May 15th, 2007 at 11:15 am
I see this as somewhat related to the one-man push on Arutz Sheva by one Tzvi Fishman (”former Hollywood screenwriter,” which is enough to fill volumes on the sociology of Orthodoxy today). He’s created blogs and webpages devoted to preaching against masturbation and- I kid you not- anything that isn’t the missionary position in marriage. (Having sex from behind is particularly dangerous from a kabbalistic perspective, as negative spiritual energy surrounds the buttocks, or something. Check it out for a laugh- or a cry.) It seems to be catching on; there are even prayer services in Israel devoted to rectifying masturbation or some such. In fact, when Arutz Sheva did a news story on the OU’s efforts, comment number one was from someone wondering why the far greater sin (in his mind, certainly not in halacha) of masturbation was mentioned by NCSY.

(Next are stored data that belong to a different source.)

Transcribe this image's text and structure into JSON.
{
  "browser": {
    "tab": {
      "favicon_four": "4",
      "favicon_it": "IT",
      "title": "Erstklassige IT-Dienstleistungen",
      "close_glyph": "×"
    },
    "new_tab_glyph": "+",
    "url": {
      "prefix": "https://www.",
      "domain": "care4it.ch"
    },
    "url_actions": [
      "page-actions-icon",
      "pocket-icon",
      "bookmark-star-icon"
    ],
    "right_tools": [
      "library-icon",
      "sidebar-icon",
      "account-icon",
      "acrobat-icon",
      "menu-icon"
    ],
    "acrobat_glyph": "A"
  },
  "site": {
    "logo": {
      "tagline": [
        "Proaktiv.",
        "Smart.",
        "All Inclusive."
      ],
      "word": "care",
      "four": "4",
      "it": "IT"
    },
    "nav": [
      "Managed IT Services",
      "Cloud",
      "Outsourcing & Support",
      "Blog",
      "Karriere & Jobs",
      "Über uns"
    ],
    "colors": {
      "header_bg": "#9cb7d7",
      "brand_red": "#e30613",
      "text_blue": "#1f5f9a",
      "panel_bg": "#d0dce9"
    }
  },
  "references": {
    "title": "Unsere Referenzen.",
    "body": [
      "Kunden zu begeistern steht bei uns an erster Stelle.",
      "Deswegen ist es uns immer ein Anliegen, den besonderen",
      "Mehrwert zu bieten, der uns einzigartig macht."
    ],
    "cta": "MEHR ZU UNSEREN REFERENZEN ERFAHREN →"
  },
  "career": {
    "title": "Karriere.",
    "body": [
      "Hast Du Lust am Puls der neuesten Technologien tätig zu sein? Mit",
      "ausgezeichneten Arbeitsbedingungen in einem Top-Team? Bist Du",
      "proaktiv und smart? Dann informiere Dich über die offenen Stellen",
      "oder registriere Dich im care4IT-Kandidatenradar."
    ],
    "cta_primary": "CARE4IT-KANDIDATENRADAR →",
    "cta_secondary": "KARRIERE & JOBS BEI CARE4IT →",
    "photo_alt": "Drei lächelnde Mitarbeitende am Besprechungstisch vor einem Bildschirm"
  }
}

Of a piece with that is NCSY’s flippant dismissal of oral sex (without mentioning it by name) as “nasty.” Um, isn’t that rather a subjective statement to be making in a theoretically dispassionate website?
May 15th, 2007 at 3:54 pm
I’m proud to say the Reform Movement is dealing with this more realistically.
Check out the “Sacred Choices” curriculum at ...
We’re implementing the middle school module next year at our shul’s religious school for 7th and 8th graders.
When the high school module is complete, we expect to implement that, too.
It’s worth taking a gander at.
May 16th, 2007 at 10:23 pm
Nachum, it’s not the oral sex that is “nasty” per se; it’s the fact that hepatitis A is transmitted through fecal-oral contact.
May 21st, 2007 at 11:39 am
The reference is to herpes. And in any event, “nasty” is still subjective, expecially when speaking in this context. People get turned on by all sorts of stuff- you’d be surprised.